おいてあったタオルで月島の頬から出ている血をふこうとするが月島に手を撥ね退けられる。
「どうしてよ!なんで助けたの!」
慎悟は頭をかいた。理由は言ったのにまた月島は聞いている。精神状態が不安定なのかと、慎悟は考えた。
「ねえ。答えてよ!」
「答えるから少し黙れ」
慎悟が急にまじめな顔になっていった。。
「なによ、いきなり・・・」
「オレはケン・・・、オレの両親を殺したこの男を助けたからって無罪にするつもりは無いんだ。
麗奈、運命方程式って知ってるか?」
「は?」
「世の中の運命はすべて方程式で説明ができる。その方程式により、世の中の幸せは常に一定に保たれている」
「何を言っているの?」
「どこかで幸せになるはずの人が、幸せになれなかった。その分の幸せは、他の誰かがもらうことができる。

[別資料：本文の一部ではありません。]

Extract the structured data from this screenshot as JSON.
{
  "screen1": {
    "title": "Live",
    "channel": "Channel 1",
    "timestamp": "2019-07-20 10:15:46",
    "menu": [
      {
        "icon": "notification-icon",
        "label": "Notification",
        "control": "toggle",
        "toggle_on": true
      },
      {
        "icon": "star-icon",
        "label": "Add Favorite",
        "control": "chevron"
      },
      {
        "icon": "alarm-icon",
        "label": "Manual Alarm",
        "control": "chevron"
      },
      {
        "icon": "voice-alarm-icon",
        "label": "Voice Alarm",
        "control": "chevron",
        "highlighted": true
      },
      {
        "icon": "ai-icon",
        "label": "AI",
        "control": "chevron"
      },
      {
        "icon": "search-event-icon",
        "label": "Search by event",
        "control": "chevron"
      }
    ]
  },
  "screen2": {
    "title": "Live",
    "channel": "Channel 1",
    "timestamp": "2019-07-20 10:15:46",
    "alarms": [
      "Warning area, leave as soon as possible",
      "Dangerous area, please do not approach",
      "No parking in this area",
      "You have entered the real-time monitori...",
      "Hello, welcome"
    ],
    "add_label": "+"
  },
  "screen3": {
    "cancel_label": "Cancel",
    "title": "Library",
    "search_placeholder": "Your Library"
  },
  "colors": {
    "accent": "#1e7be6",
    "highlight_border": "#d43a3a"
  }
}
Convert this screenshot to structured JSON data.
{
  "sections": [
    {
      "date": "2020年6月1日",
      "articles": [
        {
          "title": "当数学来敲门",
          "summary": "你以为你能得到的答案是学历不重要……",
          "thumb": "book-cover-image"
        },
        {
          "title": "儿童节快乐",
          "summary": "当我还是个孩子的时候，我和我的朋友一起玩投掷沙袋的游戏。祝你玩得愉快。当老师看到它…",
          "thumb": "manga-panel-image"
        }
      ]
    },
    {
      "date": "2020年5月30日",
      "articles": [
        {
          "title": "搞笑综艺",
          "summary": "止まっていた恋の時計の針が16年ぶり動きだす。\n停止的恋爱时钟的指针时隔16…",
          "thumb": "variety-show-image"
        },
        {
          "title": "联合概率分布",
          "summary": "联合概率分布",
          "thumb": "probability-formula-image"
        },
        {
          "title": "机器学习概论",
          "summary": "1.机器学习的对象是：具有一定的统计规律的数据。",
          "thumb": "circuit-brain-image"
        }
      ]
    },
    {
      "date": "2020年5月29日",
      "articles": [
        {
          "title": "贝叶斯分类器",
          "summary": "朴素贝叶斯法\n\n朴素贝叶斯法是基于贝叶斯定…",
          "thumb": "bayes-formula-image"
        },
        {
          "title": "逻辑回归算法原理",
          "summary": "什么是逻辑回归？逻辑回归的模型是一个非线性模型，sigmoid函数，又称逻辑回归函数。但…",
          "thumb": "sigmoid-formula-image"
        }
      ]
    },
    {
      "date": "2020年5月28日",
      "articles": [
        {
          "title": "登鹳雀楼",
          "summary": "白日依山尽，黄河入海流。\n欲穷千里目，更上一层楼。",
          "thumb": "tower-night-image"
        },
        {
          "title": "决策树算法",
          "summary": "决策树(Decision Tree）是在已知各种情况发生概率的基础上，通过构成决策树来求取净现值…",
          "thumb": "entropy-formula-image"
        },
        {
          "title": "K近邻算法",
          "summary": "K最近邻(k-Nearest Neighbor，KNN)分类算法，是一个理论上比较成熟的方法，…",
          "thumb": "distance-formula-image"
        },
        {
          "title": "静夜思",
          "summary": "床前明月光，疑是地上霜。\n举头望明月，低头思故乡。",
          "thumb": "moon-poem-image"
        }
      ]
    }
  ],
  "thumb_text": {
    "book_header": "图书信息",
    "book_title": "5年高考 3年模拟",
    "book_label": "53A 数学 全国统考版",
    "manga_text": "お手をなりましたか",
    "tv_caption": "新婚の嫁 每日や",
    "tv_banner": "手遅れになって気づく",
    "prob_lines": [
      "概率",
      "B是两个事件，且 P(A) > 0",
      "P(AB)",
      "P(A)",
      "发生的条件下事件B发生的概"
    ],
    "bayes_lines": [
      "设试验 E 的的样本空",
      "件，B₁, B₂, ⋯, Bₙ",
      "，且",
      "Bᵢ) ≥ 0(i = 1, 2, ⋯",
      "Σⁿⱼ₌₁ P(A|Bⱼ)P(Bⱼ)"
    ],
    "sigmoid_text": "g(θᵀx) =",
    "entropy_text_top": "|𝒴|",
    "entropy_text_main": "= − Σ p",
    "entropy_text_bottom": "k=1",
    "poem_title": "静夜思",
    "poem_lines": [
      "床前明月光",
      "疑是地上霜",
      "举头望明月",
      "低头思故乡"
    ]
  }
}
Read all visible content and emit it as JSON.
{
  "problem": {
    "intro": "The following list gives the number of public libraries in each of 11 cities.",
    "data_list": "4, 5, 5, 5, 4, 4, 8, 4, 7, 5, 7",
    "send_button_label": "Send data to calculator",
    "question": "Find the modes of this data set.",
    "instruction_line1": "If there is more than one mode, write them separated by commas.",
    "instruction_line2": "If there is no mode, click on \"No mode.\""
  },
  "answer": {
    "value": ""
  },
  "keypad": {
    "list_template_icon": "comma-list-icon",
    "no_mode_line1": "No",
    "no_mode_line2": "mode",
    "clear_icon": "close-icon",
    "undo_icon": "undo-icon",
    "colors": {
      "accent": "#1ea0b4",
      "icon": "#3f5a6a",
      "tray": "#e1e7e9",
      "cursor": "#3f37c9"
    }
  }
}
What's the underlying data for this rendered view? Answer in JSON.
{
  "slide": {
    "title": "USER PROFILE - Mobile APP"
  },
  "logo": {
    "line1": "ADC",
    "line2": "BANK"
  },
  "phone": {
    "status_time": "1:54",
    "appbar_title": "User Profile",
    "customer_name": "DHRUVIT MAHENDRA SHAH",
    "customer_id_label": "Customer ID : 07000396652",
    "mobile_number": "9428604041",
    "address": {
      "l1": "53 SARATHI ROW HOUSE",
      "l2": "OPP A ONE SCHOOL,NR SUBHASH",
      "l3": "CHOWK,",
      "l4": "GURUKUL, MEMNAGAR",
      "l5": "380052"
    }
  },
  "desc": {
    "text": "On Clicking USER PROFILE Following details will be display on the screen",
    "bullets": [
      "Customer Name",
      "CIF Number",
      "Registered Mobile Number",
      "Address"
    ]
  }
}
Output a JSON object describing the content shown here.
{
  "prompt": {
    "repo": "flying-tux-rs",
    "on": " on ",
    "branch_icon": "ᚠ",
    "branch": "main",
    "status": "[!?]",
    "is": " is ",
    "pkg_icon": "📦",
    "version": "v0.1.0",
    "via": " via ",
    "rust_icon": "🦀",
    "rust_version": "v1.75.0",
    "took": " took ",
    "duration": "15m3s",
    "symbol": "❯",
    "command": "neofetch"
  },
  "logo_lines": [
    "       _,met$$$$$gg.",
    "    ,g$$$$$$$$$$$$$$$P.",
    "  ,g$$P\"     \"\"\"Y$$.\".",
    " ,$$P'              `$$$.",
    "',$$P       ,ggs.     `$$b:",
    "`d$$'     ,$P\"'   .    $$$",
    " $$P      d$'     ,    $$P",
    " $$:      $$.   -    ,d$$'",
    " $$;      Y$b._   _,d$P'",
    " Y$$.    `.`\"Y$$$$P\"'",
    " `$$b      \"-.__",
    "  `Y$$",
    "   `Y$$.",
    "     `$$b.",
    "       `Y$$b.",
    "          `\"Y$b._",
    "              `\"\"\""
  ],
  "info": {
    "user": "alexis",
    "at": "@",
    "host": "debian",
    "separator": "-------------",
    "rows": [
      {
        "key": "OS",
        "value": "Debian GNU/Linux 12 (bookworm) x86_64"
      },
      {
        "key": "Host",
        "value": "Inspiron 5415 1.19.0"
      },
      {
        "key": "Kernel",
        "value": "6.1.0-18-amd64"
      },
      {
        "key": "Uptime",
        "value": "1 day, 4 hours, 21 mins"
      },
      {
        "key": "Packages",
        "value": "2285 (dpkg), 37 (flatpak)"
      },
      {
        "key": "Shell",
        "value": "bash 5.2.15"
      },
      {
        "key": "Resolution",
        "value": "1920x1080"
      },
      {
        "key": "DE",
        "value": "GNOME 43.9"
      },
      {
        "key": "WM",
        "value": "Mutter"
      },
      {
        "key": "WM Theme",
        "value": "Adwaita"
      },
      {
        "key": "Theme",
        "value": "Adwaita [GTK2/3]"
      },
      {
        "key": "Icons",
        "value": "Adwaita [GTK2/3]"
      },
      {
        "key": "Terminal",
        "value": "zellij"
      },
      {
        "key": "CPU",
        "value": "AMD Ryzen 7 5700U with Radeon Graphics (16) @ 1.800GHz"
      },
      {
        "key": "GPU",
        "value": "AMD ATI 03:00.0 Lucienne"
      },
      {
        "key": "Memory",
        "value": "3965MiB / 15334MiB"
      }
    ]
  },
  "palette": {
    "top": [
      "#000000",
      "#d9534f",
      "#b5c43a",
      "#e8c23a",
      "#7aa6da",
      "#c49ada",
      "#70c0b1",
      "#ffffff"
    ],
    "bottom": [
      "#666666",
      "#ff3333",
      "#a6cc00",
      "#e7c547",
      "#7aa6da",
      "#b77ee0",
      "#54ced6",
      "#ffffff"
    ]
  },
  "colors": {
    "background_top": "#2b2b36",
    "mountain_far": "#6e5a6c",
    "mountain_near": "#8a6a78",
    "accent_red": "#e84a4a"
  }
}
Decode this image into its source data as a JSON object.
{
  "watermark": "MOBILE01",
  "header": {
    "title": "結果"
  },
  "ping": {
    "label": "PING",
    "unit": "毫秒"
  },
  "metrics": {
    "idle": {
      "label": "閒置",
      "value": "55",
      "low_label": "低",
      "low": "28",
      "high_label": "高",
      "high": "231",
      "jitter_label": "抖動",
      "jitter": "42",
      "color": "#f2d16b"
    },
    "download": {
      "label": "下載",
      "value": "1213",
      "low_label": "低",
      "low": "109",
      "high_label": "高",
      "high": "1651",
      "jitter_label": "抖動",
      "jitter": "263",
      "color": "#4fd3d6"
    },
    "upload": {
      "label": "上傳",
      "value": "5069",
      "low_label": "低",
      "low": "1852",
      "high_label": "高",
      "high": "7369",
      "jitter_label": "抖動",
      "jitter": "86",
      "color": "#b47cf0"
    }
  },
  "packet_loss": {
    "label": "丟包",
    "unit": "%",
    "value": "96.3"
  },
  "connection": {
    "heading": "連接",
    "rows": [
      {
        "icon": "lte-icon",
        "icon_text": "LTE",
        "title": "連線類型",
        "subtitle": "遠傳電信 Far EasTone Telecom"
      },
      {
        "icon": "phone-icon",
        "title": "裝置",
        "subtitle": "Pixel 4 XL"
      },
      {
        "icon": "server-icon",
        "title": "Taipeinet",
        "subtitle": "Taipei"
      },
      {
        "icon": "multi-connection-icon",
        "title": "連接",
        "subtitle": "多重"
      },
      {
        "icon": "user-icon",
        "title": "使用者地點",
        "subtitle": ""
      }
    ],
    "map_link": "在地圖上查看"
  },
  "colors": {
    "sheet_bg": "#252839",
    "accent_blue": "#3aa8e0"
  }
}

俺は、こいつに死んでもらっちゃ困るんだ。生きて、オレの親が苦しむはずだった分苦しんでもらって、幸せになるはずだった分こいつには幸せになってもらう。そうじゃなきゃいけないんだ。」
「でも・・・」
「反論するな」
「反論するわよ!」
月島が立ち上がって怒鳴った。
助手席でジョンが月島を見るが両刃に前を向かされた。
「慎悟はこの男にそうして欲しいのかもしれないわよ!でもご両親が生きていたらそう思わないかもしれないじゃない!私に言わせればこんなやつ死んで当然なのよ!」
「とりあえず座れよ」
熱くなる月島にあくまで冷たく返事をする慎悟。
「麗菜。おまえはこの男は死んで当然なんだな?」
「そうよ!死んで当然よ」
「おまえにそんなことを決める権利があるのか?」
月島が何か言おうとするが何もいえない。慎悟の言うとおり、誰にもそんな権利は無い。
「えらくなったもんだな、月島。おまえにそれを決める権利があるのか?」
「それは・・・」
「月島、もうやめよう。まだ何か言いたいのならあとで聞いてやるよ」
「でも・・・」
麗菜はまだ何か言いたそうだ。
「月島、オレがケンと話していた言葉がわかったか?」
慎悟が話を変える。
「英語はわからなかったわ。日本語のところはちょっと聞いただけでやめたわ。なんとかロープを切ろうとしたんだけど無理だったわ」
「そんな華奢な体じゃあな・・・」
慎悟が絶対に聞こえないような声で言ったが月島にはちゃんと聞こえていた。
「こんど体鍛えさせてよ!」
そういって月島は慎悟の頭をなでる。
「いいけど・・・。ところで、じゃあ英語の部分はほとんど聞いていなかったんだ?」
「ほんとんどどころじゃないわ、まったくよ」
月島はそういって伸びをした。
「私英語苦手なのよね。中学、高校と英語は3だったのよ。リスニングなんかまったくだめだったわ」
「あっそう・・・」
慎悟はそういってほっと胸をなでおろした。
もし月島に英語の内容がわかっていたらケンのことでまた言い争いをすることになるからだ。慎悟はそれは避けたかった。ケンとの戦いで疲れているのに今はそのことで体力を失いたくなかった。
「私少し眠らせてもらっていい?」
「ああ、オレも寝るつもりだから。運転は両刃に任しておけば心配は無いだろうから」
慎悟はそういって椅子の下に置いてある毛布をかぶって目をつぶった。すぐにスースーと寝息が聞こえてきた。
月島はそれを見て微笑んだ。そして窓の外を見た。すでに雨の勢いが弱いところまでヘリが来ていた。月島はじっと海を見ていた。しばらくして彼女の目から涙がこぼれた。